9.25.2009

The public option is going to happen

First, the latest poll, from CBS/New York Times:
"Would you favor or oppose the government offering everyone a government administered health insurance plan -- something like the Medicare coverage that people 65 and older get -- that would compete with private health insurance plans?"
Favor 65%
Oppose 26%
How will it ever find support in Congress with numbers like that? {sarcasm off}

Next, the latest CBO numbers show that the public option plan is MORE fiscally responsible than those plans without it:
In a bid to wrangle concessions from the Blue Dog Coalition on healthcare reform, House leaders Thursday released CBO estimates for liberals' preferred version of the public option that show $85 billion more in savings than for the version the Blue Dogs prefer. [...]
In total, a public plan based on Medicare rates would save $110 billion over 10 years. That is $20 billion more than earlier estimates, a spokesman for House Speaker Pelosi said.

This, as CA Lt. Gov. John Garamendi correctly points out that a mandate requiring all citizens to buy health insurance without some kind of price controls effectively throws the entire nation to the sharks. Without price controls, but with a mandate to buy, there would be no limits on what big insurance can charge.
The legislators' reluctance to control premium costs comes despite the fact that they intend to require virtually all Americans to get health insurance, an unprecedented mandate -- long sought by insurance companies -- that would mark the first time the federal government has compelled consumers to buy a single industry's product, effectively creating a captive market.
"We are about to force at least 30 million people into an insurance market where the sharks are circling," said California Lt. Gov.
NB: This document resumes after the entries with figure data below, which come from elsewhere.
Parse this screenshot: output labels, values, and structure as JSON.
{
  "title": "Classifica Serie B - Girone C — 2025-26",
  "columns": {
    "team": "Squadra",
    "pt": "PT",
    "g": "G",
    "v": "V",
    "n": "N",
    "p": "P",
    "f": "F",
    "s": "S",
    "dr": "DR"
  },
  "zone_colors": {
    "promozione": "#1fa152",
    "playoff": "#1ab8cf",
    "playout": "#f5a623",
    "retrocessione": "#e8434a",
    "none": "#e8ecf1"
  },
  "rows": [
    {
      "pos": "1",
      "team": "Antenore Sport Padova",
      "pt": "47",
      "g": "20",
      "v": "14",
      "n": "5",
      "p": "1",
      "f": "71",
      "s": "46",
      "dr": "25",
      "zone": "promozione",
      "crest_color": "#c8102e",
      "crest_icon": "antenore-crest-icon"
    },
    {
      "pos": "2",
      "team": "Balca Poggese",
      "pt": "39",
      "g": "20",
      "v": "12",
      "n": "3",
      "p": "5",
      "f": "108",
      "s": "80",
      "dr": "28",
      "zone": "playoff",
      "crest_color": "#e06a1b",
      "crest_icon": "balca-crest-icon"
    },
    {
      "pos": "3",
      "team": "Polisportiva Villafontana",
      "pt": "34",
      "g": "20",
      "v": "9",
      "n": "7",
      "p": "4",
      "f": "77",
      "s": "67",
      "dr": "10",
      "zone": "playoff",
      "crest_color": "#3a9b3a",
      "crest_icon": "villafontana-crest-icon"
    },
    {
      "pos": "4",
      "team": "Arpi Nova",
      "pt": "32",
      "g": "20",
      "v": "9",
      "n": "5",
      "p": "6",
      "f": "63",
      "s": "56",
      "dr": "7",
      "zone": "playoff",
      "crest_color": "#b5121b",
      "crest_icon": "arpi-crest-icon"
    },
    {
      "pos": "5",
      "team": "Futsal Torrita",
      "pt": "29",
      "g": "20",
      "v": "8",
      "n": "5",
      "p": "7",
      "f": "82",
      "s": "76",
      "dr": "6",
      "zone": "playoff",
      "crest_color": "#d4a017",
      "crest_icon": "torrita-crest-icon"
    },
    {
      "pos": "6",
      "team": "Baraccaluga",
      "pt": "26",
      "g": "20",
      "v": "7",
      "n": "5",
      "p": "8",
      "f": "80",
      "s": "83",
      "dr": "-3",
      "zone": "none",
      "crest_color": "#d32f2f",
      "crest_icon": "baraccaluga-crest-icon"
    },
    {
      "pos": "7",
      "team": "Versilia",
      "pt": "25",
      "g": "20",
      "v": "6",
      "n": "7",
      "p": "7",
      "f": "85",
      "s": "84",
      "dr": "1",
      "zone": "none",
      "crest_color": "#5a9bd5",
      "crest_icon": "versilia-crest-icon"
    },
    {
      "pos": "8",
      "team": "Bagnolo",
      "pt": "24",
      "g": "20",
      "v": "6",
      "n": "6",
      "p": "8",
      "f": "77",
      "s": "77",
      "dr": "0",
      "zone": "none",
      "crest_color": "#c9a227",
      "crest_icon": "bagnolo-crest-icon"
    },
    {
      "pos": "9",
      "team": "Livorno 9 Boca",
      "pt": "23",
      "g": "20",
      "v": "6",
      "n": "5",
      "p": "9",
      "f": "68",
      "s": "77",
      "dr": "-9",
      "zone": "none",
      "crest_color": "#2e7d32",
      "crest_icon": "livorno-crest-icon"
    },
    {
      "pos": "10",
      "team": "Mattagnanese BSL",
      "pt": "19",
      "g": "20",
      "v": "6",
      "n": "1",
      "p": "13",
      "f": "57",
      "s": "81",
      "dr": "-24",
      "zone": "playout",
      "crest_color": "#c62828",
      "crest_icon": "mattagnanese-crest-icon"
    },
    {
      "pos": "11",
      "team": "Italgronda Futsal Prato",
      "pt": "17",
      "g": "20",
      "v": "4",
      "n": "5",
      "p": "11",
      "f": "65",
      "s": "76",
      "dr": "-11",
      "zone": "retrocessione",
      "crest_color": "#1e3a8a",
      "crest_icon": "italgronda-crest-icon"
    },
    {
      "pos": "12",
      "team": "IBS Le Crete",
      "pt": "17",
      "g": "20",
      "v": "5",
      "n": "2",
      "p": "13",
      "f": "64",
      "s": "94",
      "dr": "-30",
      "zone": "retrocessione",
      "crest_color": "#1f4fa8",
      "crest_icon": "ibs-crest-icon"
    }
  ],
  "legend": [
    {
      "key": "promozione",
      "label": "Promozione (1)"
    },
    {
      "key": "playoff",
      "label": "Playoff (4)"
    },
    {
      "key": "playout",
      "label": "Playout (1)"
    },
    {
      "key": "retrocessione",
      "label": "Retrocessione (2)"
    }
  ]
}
John Garamendi, a Democrat who served as the state's insurance commissioner for eight years. "Without effective protections, they will be eaten alive."

And with Blue Dog opposition fading, Bernie Sanders has come up with a parliamentary plan that would use all 60 votes to block a filibuster, yet let conservative Democrats in tight races vote against a final bill without affecting passage:
Senate Democrats, lead by Bernie Sanders, appear to be whipping votes to break a Republican filibuster of healthcare reform -- but, at the same time, giving conservadems the latitude to vote against the bill.

In other words, if the Senate Democrats can get secure their entire caucus and achieve 60 votes (including the interim senator Governor Patrick is due to appoint anytime now) to break the filibuster, some of the centrist Democrats can feel free to vote against final passage of the bill when only 50 votes (plus Biden) are required. No reconciliation swiss cheese, the public option would pass a floor vote, and the Blue Dogs would have political cover. It's win-win.